NEW DELHI (Reuters) – The board of the Sabarimala temple in southern India said on Wednesday it now favored allowing female worshippers of menstruating age to enter, reversing its previous support for a centuries-old ban.
The board overseeing the Sabarimala temple also said it would withdraw from efforts to challenge the Supreme Court’s ruling that the ban on entry for women and girls aged 10-50 must be ended to uphold rights to equality of worship.
The temple in Kerala state has been the site of tension since the ruling in late September. Thousands of devotees have blocked attempts by women to visit the site. Some protesters have threatened the women and pelted them with stones, causing injuries to some and damaging property.

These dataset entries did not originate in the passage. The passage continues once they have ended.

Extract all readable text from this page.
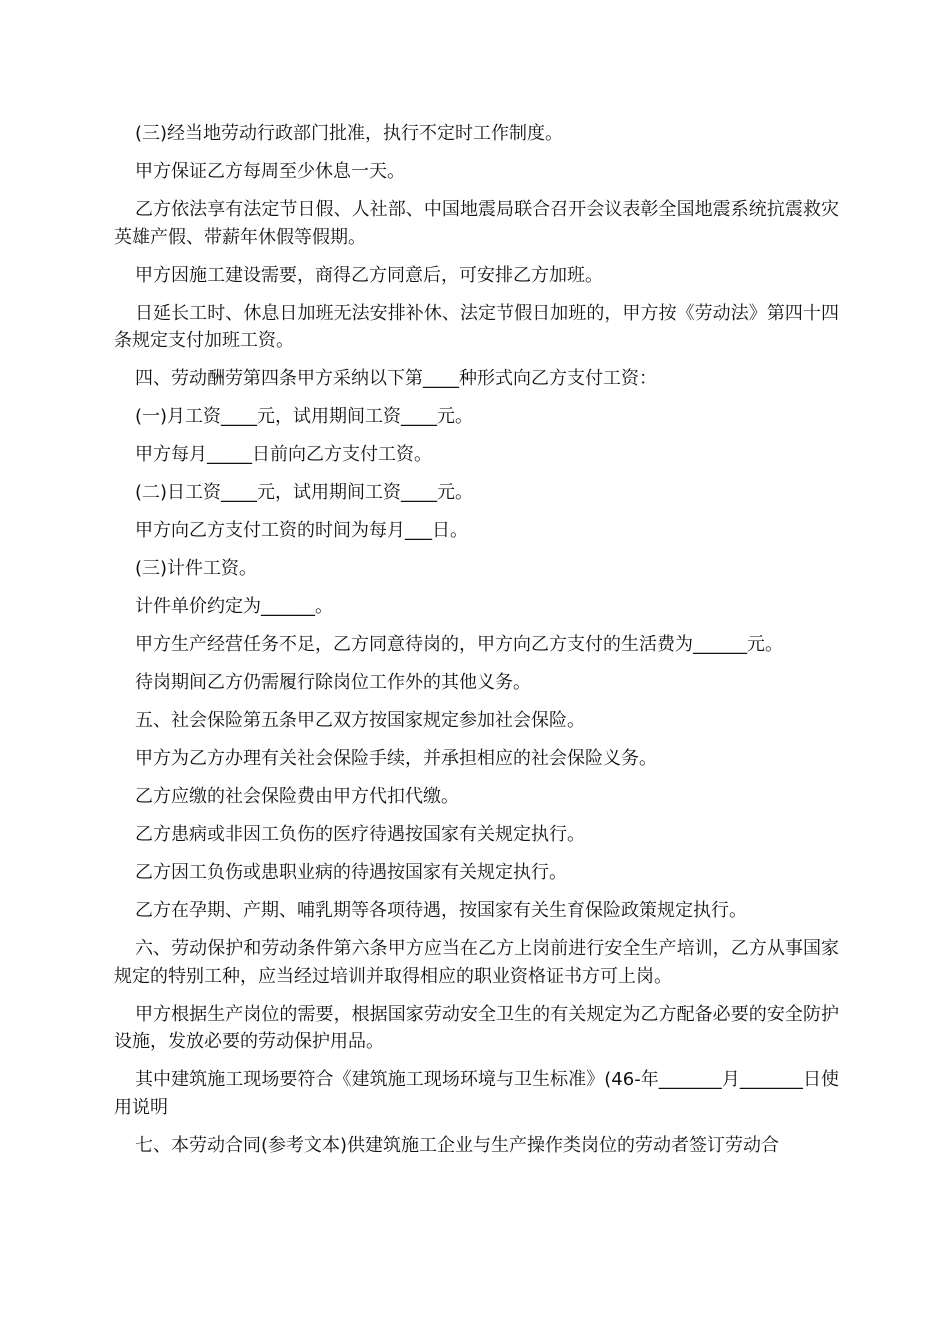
(三)经当地劳动行政部门批准，执行不定时工作制度。

甲方保证乙方每周至少休息一天。

乙方依法享有法定节日假、人社部、中国地震局联合召开会议表彰全国地震系统抗震救灾英雄产假、带薪年休假等假期。

甲方因施工建设需要，商得乙方同意后，可安排乙方加班。

日延长工时、休息日加班无法安排补休、法定节假日加班的，甲方按《劳动法》第四十四条规定支付加班工资。

四、劳动酬劳第四条甲方采纳以下第____种形式向乙方支付工资：

(一)月工资____元，试用期间工资____元。

甲方每月_____日前向乙方支付工资。

(二)日工资____元，试用期间工资____元。

甲方向乙方支付工资的时间为每月___日。

(三)计件工资。

计件单价约定为______。

甲方生产经营任务不足，乙方同意待岗的，甲方向乙方支付的生活费为______元。

待岗期间乙方仍需履行除岗位工作外的其他义务。

五、社会保险第五条甲乙双方按国家规定参加社会保险。

甲方为乙方办理有关社会保险手续，并承担相应的社会保险义务。

乙方应缴的社会保险费由甲方代扣代缴。

乙方患病或非因工负伤的医疗待遇按国家有关规定执行。

乙方因工负伤或患职业病的待遇按国家有关规定执行。

乙方在孕期、产期、哺乳期等各项待遇，按国家有关生育保险政策规定执行。

六、劳动保护和劳动条件第六条甲方应当在乙方上岗前进行安全生产培训，乙方从事国家规定的特别工种，应当经过培训并取得相应的职业资格证书方可上岗。

甲方根据生产岗位的需要，根据国家劳动安全卫生的有关规定为乙方配备必要的安全防护设施，发放必要的劳动保护用品。

其中建筑施工现场要符合《建筑施工现场环境与卫生标准》(46-年_______月_______日使用说明

七、本劳动合同(参考文本)供建筑施工企业与生产操作类岗位的劳动者签订劳动合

On Wednesday, the Tranvancore Devaswom Board told the Supreme Court it would abide by its decision to open the temple to women, after holding off for months saying it did not want to violate a historic tradition.
“After the Supreme Court judgement, we discussed a lot. We realise that we should respect the judgement of the court,” lawyer Rakesh Dwivedi told Reuters.
The board had decided to withdraw from petitions challenging the lifting of the ban because it now believed it was discriminatory, its president Padmakumar was quoted as saying by Reuters partner ANI.
After the Supreme Court ruling, Hindu groups physically blocked younger women from entering the temple, though a number managed to get in with help from police.
Devotees and petitioners in favour of the ban have contended that women should not be allowed inside the temple to prevent its deity Ayyappan from breaking the oath of celibacy he is believed to be observing. Some of them also consider menstruating women impure.
Pro-ban activists and politicians from Prime Minister Narendra Modi’s Hindu nationalist Bharatiya Janata Party called the temple board’s decision a betrayal.
“The government has not shown least respect to the sentiments of the devotees. The people of Kerala will give befitting reply,” Sreedharan Pillai, state president of the BJP, said, blaming the state government led by a communist alliance of undermining Hindu traditions.
The temple in Kerala pays homage to the god Ayyappan and draws millions of worshippers each year. It is one of only a few in India which had barred entry to girls and women between the ages of 10 and 50.
Activist Rahul Easwar, grandson of a former chief priest of Sabarimala, said the temple board had succumbed to pressure from the government.